Asas dari pada hukum acara pada umumnya, termasuk hukum acara perdata ialah
bahwa pelaksanaannya yaitu inisiatif untuk mengajukan tuntutan hak diserahkan
sepenuhnya pada yang berkepentingan. Jadi apakah akan ada proses apa tidak apakah
suatu perkara atau tuntutan hak itu akan diajukan atau tidak sepenuhnya diserahkan pada
pihak yang berkepentingan. Kalau tidak ada tuntutan hak maka tidak ada hakim.
Demikian bunyi pameo yang tidak asing lagi (nemo judex since actore).
Jadi tuntunan hak mengajukan adalah pihak yang berkepentingan, sedangkan hakim
bersikap menunggu datangnya tuntunan hak diajukan kepadanya: iudex ne procedat ex
oficcio (pasal 118 HIR, 142 RBG), hanya yang menyelenggarakan proses adalah Negara.
Akan tetapi sekali perkara diajukan kepadanya, hakim tidak boleh menolak untuk
memeriksa dan mengadilinya, sekalipun dengan dalih hukum tidak ada atau kurang jelas
(Pasal 14 ayat 1 UU. No 14/1970 jo UU. No 4/2004 jo. UU 48 tahun 2009).

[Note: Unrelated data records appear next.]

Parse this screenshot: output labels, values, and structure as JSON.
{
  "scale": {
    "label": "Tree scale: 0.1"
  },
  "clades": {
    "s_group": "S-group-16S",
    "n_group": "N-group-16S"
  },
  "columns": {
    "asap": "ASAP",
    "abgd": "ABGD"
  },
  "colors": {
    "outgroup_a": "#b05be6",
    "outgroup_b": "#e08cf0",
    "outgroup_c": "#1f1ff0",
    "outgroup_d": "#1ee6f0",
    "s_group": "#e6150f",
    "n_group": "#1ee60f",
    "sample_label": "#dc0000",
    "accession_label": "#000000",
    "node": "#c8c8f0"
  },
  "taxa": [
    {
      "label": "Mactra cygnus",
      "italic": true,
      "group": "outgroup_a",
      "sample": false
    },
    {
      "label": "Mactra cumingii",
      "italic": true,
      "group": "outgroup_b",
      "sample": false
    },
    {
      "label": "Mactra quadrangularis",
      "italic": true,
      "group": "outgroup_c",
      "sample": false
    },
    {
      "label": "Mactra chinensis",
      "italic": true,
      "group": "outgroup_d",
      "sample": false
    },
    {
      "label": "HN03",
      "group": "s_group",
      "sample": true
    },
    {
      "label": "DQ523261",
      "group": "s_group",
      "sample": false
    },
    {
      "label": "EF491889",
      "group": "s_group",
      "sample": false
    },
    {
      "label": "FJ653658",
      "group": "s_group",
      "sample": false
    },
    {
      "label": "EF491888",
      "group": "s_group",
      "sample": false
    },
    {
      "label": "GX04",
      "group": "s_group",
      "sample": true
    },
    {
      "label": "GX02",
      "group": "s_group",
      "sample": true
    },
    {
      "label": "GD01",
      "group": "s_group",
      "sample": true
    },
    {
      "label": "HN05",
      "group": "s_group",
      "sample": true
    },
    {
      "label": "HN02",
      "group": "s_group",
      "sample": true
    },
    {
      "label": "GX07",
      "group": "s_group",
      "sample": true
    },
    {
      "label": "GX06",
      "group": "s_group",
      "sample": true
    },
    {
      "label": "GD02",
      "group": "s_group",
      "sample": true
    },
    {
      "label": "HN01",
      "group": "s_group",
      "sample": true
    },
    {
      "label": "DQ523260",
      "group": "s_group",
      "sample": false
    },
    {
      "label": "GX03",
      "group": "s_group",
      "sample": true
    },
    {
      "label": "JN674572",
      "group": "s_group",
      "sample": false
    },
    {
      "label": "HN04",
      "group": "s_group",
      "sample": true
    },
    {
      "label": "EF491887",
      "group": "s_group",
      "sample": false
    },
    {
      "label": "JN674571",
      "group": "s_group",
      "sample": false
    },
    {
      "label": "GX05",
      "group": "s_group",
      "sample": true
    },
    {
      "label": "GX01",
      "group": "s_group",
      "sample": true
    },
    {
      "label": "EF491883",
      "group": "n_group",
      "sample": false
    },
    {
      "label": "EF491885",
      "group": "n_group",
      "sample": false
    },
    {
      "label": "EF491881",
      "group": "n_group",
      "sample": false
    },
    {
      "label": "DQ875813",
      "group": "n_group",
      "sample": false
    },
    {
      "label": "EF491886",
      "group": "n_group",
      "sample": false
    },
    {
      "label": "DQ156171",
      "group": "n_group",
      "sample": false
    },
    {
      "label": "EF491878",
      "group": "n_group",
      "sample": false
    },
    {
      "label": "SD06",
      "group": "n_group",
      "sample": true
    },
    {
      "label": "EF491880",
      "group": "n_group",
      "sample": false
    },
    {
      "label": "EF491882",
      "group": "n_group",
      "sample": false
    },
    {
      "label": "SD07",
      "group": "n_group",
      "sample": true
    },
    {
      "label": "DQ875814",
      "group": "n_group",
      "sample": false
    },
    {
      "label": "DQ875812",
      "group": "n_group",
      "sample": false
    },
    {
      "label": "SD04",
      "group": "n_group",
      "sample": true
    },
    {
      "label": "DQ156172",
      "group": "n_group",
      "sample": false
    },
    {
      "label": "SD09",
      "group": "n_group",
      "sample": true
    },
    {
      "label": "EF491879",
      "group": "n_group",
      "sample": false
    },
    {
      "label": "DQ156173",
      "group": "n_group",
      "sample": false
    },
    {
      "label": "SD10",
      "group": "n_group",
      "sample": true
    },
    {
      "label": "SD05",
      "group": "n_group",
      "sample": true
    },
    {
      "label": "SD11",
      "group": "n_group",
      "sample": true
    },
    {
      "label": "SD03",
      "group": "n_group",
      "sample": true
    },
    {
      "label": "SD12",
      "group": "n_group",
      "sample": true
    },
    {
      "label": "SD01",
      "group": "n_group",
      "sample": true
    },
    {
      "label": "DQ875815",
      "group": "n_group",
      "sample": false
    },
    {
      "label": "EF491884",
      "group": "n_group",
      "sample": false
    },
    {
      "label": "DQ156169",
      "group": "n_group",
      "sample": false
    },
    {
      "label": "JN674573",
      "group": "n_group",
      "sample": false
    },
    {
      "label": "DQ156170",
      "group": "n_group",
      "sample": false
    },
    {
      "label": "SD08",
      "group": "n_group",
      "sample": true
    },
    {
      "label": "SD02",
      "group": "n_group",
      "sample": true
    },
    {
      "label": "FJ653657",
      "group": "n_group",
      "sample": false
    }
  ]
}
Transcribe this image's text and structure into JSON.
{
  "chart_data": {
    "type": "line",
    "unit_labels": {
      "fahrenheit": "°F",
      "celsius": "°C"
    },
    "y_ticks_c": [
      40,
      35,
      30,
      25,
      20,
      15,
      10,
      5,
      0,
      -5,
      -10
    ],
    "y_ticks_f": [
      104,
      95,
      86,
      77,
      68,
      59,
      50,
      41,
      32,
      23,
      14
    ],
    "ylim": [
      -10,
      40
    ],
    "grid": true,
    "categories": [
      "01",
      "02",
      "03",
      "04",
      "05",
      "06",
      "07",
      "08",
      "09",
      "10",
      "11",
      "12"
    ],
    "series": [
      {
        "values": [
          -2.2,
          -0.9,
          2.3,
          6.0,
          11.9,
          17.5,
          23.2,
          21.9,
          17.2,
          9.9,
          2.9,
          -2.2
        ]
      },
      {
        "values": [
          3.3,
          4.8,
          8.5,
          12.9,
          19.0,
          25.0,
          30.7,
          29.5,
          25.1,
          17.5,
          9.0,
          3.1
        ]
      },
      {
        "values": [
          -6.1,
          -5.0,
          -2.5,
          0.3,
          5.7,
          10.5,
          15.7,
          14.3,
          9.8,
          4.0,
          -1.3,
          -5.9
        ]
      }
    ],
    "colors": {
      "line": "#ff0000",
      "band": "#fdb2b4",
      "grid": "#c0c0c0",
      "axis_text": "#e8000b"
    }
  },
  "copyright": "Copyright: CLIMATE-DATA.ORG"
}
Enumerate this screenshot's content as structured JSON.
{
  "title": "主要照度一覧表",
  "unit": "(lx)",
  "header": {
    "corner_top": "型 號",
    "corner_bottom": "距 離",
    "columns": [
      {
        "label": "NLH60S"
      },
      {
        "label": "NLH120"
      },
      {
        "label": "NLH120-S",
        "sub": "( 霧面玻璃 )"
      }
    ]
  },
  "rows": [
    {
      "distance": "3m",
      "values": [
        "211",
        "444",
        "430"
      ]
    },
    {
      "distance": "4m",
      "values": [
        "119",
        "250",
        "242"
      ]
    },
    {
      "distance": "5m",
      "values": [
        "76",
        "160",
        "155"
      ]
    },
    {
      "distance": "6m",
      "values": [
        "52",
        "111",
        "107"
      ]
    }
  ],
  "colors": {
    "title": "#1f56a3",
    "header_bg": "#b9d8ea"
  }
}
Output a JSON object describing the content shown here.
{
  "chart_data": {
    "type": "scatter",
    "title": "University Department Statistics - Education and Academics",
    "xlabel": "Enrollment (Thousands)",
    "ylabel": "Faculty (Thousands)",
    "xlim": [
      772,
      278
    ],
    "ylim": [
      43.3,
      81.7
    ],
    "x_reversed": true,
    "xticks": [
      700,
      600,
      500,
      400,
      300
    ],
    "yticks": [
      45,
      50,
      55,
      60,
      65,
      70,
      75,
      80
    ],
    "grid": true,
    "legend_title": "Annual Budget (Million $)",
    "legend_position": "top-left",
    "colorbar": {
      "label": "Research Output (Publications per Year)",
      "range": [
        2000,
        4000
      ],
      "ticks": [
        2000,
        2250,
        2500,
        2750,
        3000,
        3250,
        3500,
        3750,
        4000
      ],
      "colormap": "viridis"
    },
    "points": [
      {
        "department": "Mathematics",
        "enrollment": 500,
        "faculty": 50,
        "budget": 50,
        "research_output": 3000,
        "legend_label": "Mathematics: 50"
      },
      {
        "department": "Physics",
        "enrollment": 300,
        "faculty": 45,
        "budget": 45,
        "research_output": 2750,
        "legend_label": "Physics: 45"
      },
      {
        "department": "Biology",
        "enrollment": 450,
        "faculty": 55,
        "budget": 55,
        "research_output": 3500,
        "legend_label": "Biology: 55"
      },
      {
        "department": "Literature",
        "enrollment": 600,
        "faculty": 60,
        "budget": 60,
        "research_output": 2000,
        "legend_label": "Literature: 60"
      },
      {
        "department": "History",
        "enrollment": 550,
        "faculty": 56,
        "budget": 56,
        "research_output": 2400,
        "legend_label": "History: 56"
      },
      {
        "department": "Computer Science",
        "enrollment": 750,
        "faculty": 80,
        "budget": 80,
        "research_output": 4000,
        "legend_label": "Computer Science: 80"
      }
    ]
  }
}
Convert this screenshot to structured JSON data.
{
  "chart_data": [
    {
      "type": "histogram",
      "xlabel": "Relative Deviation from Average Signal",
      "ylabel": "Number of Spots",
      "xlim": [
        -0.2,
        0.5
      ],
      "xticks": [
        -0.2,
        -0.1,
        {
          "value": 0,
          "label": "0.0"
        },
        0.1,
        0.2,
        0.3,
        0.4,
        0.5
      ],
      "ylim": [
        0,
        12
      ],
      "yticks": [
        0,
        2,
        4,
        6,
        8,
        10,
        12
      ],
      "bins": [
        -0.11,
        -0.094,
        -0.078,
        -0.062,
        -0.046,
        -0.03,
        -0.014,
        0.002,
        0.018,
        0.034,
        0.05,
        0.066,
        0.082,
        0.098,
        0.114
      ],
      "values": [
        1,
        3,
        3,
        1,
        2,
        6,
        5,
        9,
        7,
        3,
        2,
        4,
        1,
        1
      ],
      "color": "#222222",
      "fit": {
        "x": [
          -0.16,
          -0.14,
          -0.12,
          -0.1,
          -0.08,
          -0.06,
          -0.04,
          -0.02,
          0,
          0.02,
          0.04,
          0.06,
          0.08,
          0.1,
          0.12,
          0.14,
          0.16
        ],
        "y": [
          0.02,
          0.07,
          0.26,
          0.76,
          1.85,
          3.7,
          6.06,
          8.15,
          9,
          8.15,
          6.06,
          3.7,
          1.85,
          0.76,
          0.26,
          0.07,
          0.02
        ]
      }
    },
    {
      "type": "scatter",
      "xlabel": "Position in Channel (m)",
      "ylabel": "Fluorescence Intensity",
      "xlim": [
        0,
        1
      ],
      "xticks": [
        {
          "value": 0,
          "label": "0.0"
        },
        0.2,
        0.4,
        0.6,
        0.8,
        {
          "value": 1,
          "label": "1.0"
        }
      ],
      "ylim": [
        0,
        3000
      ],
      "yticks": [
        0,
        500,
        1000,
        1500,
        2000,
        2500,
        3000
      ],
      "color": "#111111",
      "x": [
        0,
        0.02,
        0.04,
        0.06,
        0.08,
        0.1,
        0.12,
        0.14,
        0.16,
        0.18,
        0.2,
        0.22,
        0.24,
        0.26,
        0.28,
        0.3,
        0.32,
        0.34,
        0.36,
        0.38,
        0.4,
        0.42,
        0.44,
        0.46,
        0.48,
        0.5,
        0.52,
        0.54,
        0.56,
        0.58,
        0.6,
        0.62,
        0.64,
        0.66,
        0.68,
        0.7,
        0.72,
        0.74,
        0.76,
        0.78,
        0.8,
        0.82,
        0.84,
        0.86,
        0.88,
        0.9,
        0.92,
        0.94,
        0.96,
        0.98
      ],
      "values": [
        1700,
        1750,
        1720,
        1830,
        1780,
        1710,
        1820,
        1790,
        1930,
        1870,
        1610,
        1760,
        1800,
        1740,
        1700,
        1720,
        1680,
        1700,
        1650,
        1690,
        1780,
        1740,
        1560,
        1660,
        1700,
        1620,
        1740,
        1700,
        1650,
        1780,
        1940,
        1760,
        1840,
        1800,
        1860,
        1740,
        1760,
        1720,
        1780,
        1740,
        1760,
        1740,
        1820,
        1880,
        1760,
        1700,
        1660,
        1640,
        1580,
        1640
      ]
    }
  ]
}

Larangan
untuk menolak memeriksa perkara disebabkan anggapan bahwa hakim tahu akan
hukumnya (ius curia novit) kalau sekiranya ia tidak dapat menemukan hukum tertulis,
maka ia wajib menggali, mengikuti dan memahami nilai-nilai hukum yang hidup dalam
masyarakat, (Pasal 27 UU No 14/1970 jo UU No. 4/2004 jo UU No 48 2009). Hal ini
mempunyai dasarnya pada pasal 5 ayat 1 UU No. 14/1970 jo UU No 4/2004, yang
menentukan bahwa hakim harus mengadili menurut hukum, sedangkan pasal 20 AB
menentukan bahwa hakim harus mengadili menurut undang-undang, sehingga pasal 5
ayat 1 UU No. 14/1970 jo. UU No. 4/2004 jo. UU 48 tahun 2009 itu lebih luas dari pada
pasal 20 AB. Dalam wewenangnya yang lebih luas itu dituntut keterampilaan dan
intelaktualitas dari hakim. Sebaliknya apakah hal ini tidak membuka kemungkinan bagi
hakim untuk dengan mudah meninggalkan undang-undang?
Sekalipun asas yang berlaku adalah “lex posteriori derogate legi priori” namun,
sebagaimana asas mengenal menyimpan atau mengecualikan, maka kiranya disinipun
penyimpangan itu berlaku juga, sehingga pasal 5 ayat 1 UU No 14/1970 jo. UU. No.
4/2004 jo UU 48 tahun 2009 tidak membatalkan pasal 20 AB tapi kedua pasal itu saling
mengisi.
b. Hakim bersifat pasif = ruang lingkup atau luas pokok perkara di tentukan para pihak
berperkara. Hakim tidak boleh menjatuhkan putusan melebihi dari yang dituntut
c. Persidangan terbuka untuk umum = setiap orang di bolehkan hadir dan mendengarkan
pemeriksaan perkara walaupun ada beberapa perkara yang dilakukan pemeriksaan secara
tertutup. Contoh dalam perkara perceraian.
d. Mendengarkan kedua belah pihak.
e. Putusan harus di sertai dengan alasan-alasan.
f. Beracara di kenai biaya. HIR Pasal 121, dan 145, 192-194 Rbg
g. Beracara tidak harus diwakilkan = bisa langsung pihak yang berperkara beracara di
pengadilan atau dapat di wakilkan. 123 HIR 147 RBg.
h. Sederhana, cepat dan biaya ringan.